Der Auftakt der Deutschen Spieler war eher mäßig. Lediglich Alexander Knappe schaffte es bei der ISPS Handa World Super 6 der European Tour über Runde zwei hinaus. Sebastian Heisele, Bernd Ritthammer und Marcel Schneider sahen höchstens die zweite Turnierrunde.

 

Es war schon eine kleine Herausforderung für Alexander Kappe, sich nach einer 75er Auftaktrunde noch in den Cut zu spielen. Doch letztendlich spielte er genau dann die aus deutscher Siche beste Runde des Tages. Mit 68 Schlägen, angefangen an Loch 10, schaffte er ziemlich schnell alle Zweifel aus dem Raum. Sein Ziel war definitiv der Cut.

 

An Loch 11 begann alles mit einem Eagle, gefolgt von Birdies auf der 13, 14 und 15. Insgesamt drei Schlagverluste musste Knappe einstecken. Doch ein zweiter Eagle sorgte für die notwendige Schadensbegrenzung.

 

Letztendlich landete Alexander Knappe auf dem geteilten 43. Platz und somit auch im Cut.

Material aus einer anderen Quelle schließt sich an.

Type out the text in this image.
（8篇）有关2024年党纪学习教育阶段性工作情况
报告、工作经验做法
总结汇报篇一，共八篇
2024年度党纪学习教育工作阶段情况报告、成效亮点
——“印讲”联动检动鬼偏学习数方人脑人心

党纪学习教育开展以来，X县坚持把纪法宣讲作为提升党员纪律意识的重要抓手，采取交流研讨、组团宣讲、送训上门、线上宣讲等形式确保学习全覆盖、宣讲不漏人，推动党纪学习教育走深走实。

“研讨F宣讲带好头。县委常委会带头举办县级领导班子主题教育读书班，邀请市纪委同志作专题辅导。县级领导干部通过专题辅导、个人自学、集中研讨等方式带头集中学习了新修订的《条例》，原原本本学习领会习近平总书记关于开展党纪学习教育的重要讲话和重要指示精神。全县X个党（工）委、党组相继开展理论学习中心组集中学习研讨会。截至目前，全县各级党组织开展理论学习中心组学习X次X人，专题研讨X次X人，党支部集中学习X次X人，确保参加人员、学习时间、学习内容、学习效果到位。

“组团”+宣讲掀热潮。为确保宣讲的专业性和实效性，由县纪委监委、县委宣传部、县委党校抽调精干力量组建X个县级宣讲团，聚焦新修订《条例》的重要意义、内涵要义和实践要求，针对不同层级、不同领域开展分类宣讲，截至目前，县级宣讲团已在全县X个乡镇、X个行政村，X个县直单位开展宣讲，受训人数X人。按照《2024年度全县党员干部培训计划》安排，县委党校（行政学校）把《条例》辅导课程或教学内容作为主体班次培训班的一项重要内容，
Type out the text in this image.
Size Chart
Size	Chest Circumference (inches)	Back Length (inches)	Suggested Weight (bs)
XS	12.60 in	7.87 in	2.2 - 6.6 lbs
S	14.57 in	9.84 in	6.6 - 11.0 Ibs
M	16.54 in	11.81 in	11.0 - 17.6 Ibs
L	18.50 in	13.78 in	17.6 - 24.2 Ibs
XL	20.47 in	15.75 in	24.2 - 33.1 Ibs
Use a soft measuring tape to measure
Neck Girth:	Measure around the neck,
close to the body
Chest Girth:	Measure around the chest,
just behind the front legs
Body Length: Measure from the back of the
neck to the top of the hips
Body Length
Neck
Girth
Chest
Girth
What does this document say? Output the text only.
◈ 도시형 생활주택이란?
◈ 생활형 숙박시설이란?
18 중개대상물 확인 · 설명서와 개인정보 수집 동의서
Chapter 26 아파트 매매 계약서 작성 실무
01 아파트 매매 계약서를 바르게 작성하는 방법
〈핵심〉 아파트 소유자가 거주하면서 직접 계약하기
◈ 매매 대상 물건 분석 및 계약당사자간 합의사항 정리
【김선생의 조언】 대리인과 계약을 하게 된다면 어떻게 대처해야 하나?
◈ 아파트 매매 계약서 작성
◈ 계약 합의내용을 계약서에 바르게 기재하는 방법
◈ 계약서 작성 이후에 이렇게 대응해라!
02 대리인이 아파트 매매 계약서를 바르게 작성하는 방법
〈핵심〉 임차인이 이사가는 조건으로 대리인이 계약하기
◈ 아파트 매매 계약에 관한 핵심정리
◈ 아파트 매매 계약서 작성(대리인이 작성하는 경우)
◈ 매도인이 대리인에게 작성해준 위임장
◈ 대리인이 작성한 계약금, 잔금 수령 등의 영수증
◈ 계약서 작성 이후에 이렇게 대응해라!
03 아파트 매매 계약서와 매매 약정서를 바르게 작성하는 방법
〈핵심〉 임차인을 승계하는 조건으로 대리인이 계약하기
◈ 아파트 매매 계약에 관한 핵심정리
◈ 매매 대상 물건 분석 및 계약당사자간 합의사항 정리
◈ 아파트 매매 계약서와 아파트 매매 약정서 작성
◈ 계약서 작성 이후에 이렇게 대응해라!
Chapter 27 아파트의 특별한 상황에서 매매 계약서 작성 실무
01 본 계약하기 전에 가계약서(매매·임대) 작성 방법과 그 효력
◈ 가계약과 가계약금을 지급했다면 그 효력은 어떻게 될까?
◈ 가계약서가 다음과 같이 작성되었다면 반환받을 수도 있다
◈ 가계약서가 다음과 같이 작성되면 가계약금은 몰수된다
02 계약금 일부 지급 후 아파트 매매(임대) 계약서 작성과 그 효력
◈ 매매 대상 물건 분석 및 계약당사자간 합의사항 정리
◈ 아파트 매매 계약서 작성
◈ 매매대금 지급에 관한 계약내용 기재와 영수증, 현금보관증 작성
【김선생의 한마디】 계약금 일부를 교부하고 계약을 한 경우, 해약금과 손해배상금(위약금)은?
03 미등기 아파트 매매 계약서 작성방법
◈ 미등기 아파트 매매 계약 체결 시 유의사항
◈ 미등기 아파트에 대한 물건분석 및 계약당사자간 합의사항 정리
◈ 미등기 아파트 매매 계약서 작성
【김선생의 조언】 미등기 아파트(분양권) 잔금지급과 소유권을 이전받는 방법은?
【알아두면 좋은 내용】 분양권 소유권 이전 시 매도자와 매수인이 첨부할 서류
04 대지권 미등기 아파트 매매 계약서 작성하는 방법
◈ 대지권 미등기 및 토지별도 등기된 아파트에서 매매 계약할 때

Unter den besten 24 Spielern wird am Samstag noch ein weiterer Cut gezogen. Hierfür muss Knappe noch zwei Schläge aufholen, dann wäre er ebenso dabei.

 

Während dessen feiert der Österreicher Matthias Schwab seine erste Teilnahme als Rookie auf der European Tour. Sein erstes Turnier spielt er in Perth. Und es sieht gut aus. Nach zwei sehr ordentlichen Runden schaffte Schwab es auf den gleichen Rang wie Knappe und damit auch in den Cut.

 

Dieser Erfolg wurde jedoch nicht allen zuteil. Drei weitere Deutsche hätten durchaus das Zeug gehabt, ebenso im Cut mit dabei zu sein, doch diesmal hat es nicht sollen sein.

 

Sebastian Heise schied auf dem 105. Platz aus. Zuvor hatte er, genau so wie auch Alexander Knappe, mit einer 75er Runde eröffnet und sich danach am zweiten Tag auch noch deutlich verbesserte. Am Ende war es dann eine Even-Par-Runde, die dafür verantwortlich ist, dass wir ihn am Samstag nicht mehr spielen sehen werden.

 

Als bester Deutscher hatte sich nach der ersten Runde Bernd Ritthammer platziert. Es sah gut für ihn aus. Zu diesem Zeitpunkt stand für die meisten Zuschauer völlig außer Frage, dass Ritthammer es nicht in den Cut schaffen könnte. Doch letztendlich warf ihn ein Doppelbogey am 8. Loch (Par 3) auf zwei Schläge über Par zurück. Und damit ebenso aus dem Cut.

 

Als Schlusslicht der Deutschen platzierte sich Marcel Schneider auf dem 119. Rang. Zwar spielte er fünf Schläge besser als am Vortag, doch wegen einer Even-Par-Runde und trotz eines Eagles landete er dennoch lediglich auf dem geteilten 119. Platz.

 

An der Spitze steht auch nach dem zweiten Tag noch der Titelverteidiger Brett Rumford. Seine Führugsposition musste er jedoch an Lee Westwood abgeben, da er seinen Vorsprung mit einer Even-Par-Runde nicht ausreichend genug ausbauen konnte. Nun teilen sich Rumford und Westwood den ersten Platz bei acht Schlägen unter Par.